Print version ISSN 1809-6867

Rev. abordagem gestalt. vol.24 no.spe Goiânia Dec. 2018

 

EDITORIAL

 

Marcos Aurélio Fernandes

(Universidade de Brasília)

 

 

A essência da fenomenologia, pensada originariamente, está situada no cerne da filosofia ocidental. Esta essência se resume no mote "às coisas mesmas!". Cada vez que o pensamento se faz radical e se direciona à coisa mesma que o provoca a pensar, correspondendo a esta provocação, emerge o seu traço fenomenológico. O pensamento filosófico é fenomenológico à medida que desvela, deixando vir à fala, o "lógos" mesmo dos fenômenos (sua linguagem, isto é, sua articulação de sentido). Este traço fenomenológico do pensamento filosófico foi captado por Aristóteles como já presente na investigação dos primeiros pensadores. O Estagirita diz a respeito dessa investigação que a coisa mesma abriu-lhes caminho e lhes obrigou a investigar1. De Parmênides ele diz que este foi obrigado a seguir os fenômenos2. Afinal, os antigos investigavam pressionados pela verdade3. Pensar é exercício de liberdade. Mas liberdade só acontece concretamente na dinâmica da libertação para a verdade. Pelo pensamento não somente somos libertos negativamente, isto é, de nossos pareceres e conjecturas, mas somos também libertos positivamente, para a necessidade dos fenômenos. Deixando-nos pressionar e constringir por esta necessidade é que nós, paradoxalmente, experimentamos o abrir-se da liberdade.
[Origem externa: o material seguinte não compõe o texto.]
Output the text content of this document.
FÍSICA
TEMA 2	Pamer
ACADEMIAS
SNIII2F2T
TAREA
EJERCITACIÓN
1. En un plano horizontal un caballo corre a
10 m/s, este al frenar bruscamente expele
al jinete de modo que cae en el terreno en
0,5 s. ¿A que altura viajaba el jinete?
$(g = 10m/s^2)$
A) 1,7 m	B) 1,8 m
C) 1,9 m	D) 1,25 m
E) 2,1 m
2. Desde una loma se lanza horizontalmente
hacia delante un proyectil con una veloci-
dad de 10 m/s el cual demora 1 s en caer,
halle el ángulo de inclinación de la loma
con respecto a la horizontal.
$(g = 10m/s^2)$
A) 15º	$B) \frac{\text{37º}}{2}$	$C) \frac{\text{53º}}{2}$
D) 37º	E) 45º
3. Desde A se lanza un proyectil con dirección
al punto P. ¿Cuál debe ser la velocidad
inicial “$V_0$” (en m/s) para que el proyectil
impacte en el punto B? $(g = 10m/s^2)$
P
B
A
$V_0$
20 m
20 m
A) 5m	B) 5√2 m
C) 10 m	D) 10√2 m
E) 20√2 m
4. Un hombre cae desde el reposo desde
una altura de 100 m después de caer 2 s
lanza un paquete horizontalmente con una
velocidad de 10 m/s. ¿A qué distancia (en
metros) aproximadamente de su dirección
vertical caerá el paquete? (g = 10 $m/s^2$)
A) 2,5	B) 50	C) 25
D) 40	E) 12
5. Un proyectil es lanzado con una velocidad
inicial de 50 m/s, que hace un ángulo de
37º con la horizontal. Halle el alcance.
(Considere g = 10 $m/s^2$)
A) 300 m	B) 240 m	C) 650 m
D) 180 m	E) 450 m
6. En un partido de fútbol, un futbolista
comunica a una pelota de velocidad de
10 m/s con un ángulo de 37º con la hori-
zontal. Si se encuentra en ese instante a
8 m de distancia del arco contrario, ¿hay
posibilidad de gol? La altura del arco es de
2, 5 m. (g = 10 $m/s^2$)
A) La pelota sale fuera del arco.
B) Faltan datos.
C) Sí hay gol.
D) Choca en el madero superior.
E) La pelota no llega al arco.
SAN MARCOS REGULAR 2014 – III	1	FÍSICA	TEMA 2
A hodierna fenomenologia, encaminhada a partir das investigações de Husserl, constitui uma possibilidade de redescobrir a fenomenologia vigente em todos os tempos na tradição filosófica, qual uma autêntica filosofia perene. O que a filosofia tem de perene não é, pois, uma doutrina, um sistema, conteúdo. O que a filosofia tem de perene é o movimento de investigar deixando-se aviar nas vias que as coisas mesmas abrem. No prefácio do primeiro volume do Anuário para Filosofia e Pesquisa Fenomenológica, num texto programático, declaravase o princípio do relacionamento dos pesquisadores do movimento fenomenológico com a tradição: que a única maneira de explorar os tesouros legados pela tradição filosófica é o de aprofundar-se até às raízes primordiais da intuição e nelas haurir as evidências de ordem essencial. Abria-se, assim, o caminho da fenomenologia hodierna para o encontro com a fenomenologia de ontem - certamente, em vista da fenomenologia de amanhã.

Os artigos que aqui o leitor encontrará mostram que esta abertura de caminho acontece desde diversas posições do movimento fenomenológico do século XX e contemporâneo. Desde Brentano, Husserl, Scheler, Edith Stein, Heidegger, Rombach, partem diversos itinerários de diálogo com a tradição. Tal diálogo caminha na direção das linhas e das entrelinhas, do dito e do não-dito, do pensado e impensado desta tradição. Os autores fazem um recorte neste diálogo: evidenciam a vigência latente ou a presença patente do pensamento medieval nos fenomenólogos hodiernos.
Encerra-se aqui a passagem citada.